Sunday, April 3, 2016

Taking Back From Android

Android is an operating system developed by Google around the Linux kernel. It is not like any other Linux distribution, because not only many common subsystems have been replaced by other components, but also the user interface is radically different based on Java language running into a virtual machine called Dalvik.

An example of subsystem removed from the Linux kernel is the ALSA Sequencer, which is a key piece for MIDI input/output with routing and scheduling that makes Linux comparable in capabilities to Mac OSX for musical applications (for musicians, not whistlers) and years ahead of Microsoft Windows in terms of infrastructure. Android did not offer anything comparable until Android 6 (Marshmallow).

Another subsystem from userspace Linux not included in Android is PulseAudio. Instead, OpenSL ES that can be found on Android for digital audio output and input.

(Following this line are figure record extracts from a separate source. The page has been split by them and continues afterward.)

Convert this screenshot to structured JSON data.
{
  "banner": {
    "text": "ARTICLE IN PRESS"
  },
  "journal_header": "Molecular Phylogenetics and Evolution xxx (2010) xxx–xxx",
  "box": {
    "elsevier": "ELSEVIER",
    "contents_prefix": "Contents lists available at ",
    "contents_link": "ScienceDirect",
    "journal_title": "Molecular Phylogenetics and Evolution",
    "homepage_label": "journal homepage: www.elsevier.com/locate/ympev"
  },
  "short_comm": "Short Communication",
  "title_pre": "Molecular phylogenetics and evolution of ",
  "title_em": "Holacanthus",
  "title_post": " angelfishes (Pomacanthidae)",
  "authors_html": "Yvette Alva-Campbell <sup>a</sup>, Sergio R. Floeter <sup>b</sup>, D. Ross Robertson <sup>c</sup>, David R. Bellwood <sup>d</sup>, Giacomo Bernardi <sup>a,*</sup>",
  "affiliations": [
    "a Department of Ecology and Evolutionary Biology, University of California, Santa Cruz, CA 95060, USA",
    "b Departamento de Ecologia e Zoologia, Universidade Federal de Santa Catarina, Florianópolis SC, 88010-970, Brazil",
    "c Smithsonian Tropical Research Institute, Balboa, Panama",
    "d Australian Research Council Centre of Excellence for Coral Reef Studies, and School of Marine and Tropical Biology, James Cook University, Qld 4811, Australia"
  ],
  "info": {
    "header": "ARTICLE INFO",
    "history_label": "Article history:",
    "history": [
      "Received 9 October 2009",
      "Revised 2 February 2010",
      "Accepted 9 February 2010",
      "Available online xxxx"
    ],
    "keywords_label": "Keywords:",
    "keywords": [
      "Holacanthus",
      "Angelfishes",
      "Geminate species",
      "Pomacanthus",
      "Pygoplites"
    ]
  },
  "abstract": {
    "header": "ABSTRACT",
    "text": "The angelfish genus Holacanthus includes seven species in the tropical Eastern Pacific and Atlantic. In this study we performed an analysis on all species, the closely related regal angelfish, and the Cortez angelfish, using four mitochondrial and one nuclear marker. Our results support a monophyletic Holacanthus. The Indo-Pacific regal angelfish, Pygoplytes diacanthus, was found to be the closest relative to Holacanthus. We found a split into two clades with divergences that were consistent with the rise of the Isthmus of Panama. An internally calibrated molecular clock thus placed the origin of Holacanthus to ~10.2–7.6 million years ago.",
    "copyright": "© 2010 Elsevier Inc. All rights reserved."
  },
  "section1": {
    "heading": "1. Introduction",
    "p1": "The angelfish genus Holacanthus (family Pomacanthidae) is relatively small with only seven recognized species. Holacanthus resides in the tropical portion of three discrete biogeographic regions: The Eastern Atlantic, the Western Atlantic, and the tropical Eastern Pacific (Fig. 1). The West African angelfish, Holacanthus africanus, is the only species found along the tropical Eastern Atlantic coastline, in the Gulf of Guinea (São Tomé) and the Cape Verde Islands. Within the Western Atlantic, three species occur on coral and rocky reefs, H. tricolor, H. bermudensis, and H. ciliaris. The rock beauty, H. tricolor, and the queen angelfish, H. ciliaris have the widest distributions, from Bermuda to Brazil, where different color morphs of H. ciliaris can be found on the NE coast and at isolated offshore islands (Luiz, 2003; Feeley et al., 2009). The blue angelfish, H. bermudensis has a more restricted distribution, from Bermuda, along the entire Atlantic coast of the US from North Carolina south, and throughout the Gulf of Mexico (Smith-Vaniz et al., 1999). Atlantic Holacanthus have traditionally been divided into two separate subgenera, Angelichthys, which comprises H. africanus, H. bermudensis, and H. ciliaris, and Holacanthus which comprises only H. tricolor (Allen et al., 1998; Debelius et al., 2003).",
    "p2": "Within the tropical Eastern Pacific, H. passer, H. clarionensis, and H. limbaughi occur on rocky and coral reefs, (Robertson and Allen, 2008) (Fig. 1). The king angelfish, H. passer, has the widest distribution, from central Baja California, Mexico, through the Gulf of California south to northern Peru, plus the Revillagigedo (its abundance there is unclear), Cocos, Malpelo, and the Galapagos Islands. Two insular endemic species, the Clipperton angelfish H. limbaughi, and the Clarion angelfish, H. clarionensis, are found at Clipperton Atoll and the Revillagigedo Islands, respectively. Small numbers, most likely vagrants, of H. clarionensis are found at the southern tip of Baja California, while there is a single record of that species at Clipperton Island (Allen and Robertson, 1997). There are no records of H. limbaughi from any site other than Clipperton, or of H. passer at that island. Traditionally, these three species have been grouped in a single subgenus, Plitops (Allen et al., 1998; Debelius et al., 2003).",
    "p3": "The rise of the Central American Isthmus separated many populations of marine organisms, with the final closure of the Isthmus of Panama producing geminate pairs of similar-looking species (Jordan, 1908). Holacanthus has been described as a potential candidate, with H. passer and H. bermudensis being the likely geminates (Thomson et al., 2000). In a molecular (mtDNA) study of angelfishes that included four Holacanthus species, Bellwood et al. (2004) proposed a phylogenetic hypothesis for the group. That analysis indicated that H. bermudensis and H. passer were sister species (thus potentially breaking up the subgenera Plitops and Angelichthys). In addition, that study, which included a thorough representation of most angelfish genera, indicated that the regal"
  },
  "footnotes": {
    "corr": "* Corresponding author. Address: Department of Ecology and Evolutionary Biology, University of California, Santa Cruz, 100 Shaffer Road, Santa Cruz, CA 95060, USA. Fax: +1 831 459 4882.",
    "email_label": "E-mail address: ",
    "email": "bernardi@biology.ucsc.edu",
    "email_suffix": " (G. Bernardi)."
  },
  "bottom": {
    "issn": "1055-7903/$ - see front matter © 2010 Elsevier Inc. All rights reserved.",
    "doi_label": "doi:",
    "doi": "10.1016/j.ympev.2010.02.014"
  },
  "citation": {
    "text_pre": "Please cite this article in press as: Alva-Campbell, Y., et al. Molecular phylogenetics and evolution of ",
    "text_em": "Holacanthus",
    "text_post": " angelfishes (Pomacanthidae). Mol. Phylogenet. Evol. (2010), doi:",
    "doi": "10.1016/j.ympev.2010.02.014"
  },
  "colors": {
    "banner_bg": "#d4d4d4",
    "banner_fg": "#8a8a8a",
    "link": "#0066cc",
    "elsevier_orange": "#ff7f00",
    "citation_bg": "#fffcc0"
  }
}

But Android also has some shining components. One of them is Sonivox EAS (originally created by Sonic Network, Inc.) released under the Apache 2 license, and the MIDI Synthesizer used by my VMPK for Android application to produce noise. Funnily enough, it provided some legal fuel to Oracle in its battle against Google, because of some Java binding sources that were included in the AOSP repositories. It is not particularly outstanding in terms of audio quality, but has the ability of providing real time wavetable GM synthesis without using external soundfont files, and consumes very little resources so it may be indicated for Linux projects on small embedded devices. Let's take it to Linux, then!

So the plan is: for the next Drumstick release, there will be a Drumstick-RT backend using Sonivox EAS. The audio output part is yet undecided, but for Linux will probably be PulseAudio. In the same spirit, for Mac OSX there will be a backend leveraging the internal Apple DLS synth. These backends will be available in addition to the current FluidSynth one, which provides very good quality, but uses expensive floating point DSP calculations and requires external soundfont files.

Meanwhile, I've published on GitHub this repository including a port of Sonivox EAS for Linux with ALSA Sequencer MIDI input and PulseAudio output. It also  depends on Qt5 and Drumstick. Enjoy!